After the Allestads’ children were born, it became part of the family routine to move the sheep into the mountains as a working vacation. Then they’d make another trip into the high country by horseback in midsummer to check on the herders and mix in some fishing and camping. They would also visit the same areas in the fall to hunt elk.
The Allestads were introduced to Castaing-Taylor by a landowner who lived near the Boulder River, the drainage along which the family herded the sheep into the mountains. He mentioned Lawrence’s idea of preserving the sheep drive on film to Castaing-Taylor, who visited the Allestads in 2001 to begin pursuing the project.
Castaing-Taylor, now the director of the Sensory Ethnography Laboratory and a professor at Harvard University, along with his partner and producer Ilisa Barbash, took eight years to complete the film. They also created nine other films out of the footage they shot while traveling with the sheep and spending time in the Big Timber area.
“Spending the summers high in the Rocky Mountains, among the herders, the sheep, and their predators, was a transcendent experience that will stay with me for the rest of my days,” Castaing-Taylor said in a statement on the movie’s Web site. He could not be reached for comment.

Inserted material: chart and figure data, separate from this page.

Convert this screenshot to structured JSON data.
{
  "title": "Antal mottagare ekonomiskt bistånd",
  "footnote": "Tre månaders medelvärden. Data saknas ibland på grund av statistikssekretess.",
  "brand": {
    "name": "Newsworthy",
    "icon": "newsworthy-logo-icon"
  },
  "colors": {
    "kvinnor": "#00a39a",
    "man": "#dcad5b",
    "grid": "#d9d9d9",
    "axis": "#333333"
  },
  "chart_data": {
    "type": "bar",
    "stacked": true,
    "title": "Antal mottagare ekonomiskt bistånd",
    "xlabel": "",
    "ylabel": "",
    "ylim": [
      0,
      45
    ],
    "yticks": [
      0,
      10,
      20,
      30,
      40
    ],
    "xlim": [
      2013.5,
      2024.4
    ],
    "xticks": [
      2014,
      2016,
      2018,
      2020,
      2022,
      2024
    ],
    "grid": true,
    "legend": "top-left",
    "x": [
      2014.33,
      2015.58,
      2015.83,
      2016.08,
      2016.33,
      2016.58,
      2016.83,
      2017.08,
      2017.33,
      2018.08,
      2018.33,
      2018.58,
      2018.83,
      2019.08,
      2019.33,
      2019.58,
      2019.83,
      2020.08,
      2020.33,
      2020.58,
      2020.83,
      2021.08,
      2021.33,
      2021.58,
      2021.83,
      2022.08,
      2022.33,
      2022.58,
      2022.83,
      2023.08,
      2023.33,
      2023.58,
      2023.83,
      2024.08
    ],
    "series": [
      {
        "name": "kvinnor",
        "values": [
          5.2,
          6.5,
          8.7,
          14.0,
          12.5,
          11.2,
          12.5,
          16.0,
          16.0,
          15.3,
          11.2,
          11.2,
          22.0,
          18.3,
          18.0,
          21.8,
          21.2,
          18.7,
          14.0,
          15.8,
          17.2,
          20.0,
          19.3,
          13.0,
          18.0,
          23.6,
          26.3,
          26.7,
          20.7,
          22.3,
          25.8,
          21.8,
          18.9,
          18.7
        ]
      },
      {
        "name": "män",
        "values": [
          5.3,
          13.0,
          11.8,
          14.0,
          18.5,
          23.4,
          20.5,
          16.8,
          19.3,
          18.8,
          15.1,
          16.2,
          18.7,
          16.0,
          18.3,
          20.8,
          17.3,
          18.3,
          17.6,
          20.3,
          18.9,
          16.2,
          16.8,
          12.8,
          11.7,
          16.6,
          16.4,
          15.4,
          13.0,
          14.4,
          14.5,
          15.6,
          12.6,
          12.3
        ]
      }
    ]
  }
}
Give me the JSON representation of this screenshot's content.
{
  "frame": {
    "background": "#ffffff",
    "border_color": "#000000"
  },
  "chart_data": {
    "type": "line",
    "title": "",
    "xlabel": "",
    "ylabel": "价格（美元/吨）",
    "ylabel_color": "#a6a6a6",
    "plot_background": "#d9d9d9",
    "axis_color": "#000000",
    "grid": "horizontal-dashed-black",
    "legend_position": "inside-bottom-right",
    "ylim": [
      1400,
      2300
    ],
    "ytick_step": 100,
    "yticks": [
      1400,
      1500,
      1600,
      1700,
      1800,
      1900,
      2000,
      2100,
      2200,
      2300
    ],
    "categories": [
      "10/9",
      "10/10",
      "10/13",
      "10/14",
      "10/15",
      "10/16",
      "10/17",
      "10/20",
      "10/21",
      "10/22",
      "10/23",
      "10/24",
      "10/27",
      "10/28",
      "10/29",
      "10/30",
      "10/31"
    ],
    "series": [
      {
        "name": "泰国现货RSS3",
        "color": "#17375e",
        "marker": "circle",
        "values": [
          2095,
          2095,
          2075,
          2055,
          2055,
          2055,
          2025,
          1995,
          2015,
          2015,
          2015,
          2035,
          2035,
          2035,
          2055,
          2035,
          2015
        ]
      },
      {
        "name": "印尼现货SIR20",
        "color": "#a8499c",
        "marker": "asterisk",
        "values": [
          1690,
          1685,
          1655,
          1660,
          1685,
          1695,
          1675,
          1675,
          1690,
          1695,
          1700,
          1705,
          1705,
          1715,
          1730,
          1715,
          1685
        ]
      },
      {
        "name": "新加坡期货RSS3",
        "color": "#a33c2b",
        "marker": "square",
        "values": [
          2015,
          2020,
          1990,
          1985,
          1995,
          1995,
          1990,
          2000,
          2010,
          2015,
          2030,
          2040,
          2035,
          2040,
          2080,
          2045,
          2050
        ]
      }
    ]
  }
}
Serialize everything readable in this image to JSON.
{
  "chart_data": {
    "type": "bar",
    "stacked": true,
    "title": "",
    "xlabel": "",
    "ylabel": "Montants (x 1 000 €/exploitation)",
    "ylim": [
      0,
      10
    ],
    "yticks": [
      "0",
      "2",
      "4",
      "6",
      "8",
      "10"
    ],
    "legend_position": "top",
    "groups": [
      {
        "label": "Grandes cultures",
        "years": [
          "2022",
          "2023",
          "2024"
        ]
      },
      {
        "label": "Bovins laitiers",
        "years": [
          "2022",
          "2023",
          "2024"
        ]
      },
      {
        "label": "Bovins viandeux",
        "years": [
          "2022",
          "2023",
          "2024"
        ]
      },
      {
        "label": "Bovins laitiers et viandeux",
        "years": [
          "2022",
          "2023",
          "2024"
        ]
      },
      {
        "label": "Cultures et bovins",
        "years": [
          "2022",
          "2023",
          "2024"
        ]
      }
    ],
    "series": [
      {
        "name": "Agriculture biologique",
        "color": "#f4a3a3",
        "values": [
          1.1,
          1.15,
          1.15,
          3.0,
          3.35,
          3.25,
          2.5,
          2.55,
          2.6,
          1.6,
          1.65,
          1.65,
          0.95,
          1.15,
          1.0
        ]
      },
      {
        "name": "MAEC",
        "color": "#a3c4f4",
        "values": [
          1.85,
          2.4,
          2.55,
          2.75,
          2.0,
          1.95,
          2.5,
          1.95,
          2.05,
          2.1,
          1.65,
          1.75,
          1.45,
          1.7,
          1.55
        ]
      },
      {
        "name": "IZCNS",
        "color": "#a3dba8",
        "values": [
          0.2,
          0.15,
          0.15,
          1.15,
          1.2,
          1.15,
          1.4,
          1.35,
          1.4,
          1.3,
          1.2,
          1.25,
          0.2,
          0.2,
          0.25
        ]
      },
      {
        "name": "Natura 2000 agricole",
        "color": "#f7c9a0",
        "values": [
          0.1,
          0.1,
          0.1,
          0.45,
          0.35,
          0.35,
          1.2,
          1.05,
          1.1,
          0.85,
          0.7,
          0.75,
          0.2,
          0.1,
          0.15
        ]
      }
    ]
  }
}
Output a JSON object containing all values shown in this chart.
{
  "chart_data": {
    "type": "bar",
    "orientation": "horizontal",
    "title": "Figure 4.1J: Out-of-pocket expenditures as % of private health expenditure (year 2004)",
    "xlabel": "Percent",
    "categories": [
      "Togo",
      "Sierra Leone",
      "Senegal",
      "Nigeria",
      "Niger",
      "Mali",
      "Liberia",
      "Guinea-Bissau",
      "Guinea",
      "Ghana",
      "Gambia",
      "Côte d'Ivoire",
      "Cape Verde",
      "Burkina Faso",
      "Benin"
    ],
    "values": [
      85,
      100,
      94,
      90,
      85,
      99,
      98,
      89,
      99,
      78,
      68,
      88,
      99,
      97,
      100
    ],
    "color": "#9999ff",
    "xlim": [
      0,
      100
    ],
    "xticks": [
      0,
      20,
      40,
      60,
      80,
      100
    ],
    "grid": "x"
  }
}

New York Times reviewer Manohla Dargis called the movie “astonishingly beautiful, even if the image quality of the video sometimes disappoints. Mr. Castaing-Taylor has an extraordinary eye: he takes you right into the center of the herd so it almost feels as if you’re jostling alongside the animals as they rush for food or surge up a ravine.”
Now good friends
On the “Sweetgrass” Web site, Barbash, an associate curator of visual anthropology at The Peabody Museum, recounts seeing Castaing-Taylor after his first summer of filming in the mountains.
“When Lucien got down from the mountains that fall, he was unrecognizable — bearded beyond belief, 20 pounds lighter, carrying a ton of footage, and limping. He would later be diagnosed with trauma-induced advanced degenerative arthritis, caused by carrying the equipment day and night, and need double foot surgery.”
Elaine said that over the years, her family and the filmmakers have become good friends. But in the beginning, walking around with a microphone clipped on and being followed by a camera was pretty odd, she said.
“After a while you forget about it,” she said, evidenced by one sheepherder’s mournful cell phone call to his mother from atop a mountain. Sheepherders John Ahern and Pat Connolly have feature roles in the movie.
Barbash and Castaing-Taylor joked about how much time they spent filming, going back for two more summers. Capturing the work and sheep drive became important to them to create a time capsule of a part of Western life that would soon end.
“While the journey is tremendously hard, it is undertaken not just for the literal goal of reaching (sweet) grass, but also to carry on tradition against all sorts of odds,” Barbash said.
The Allestads agree that it’s nice to have the now-vanished sheep drive documented on film for posterity’s sake. And although the family is now almost out of the sheep business, and Lawrence would like to get rid of them entirely, Elaine said she keeps “hanging in there.”
“I like sheep,” she said. “They’re easier to handle. And you need them to take care of the weeds.”
BRETT FRENCH. February 14 2010. Billings Gazette.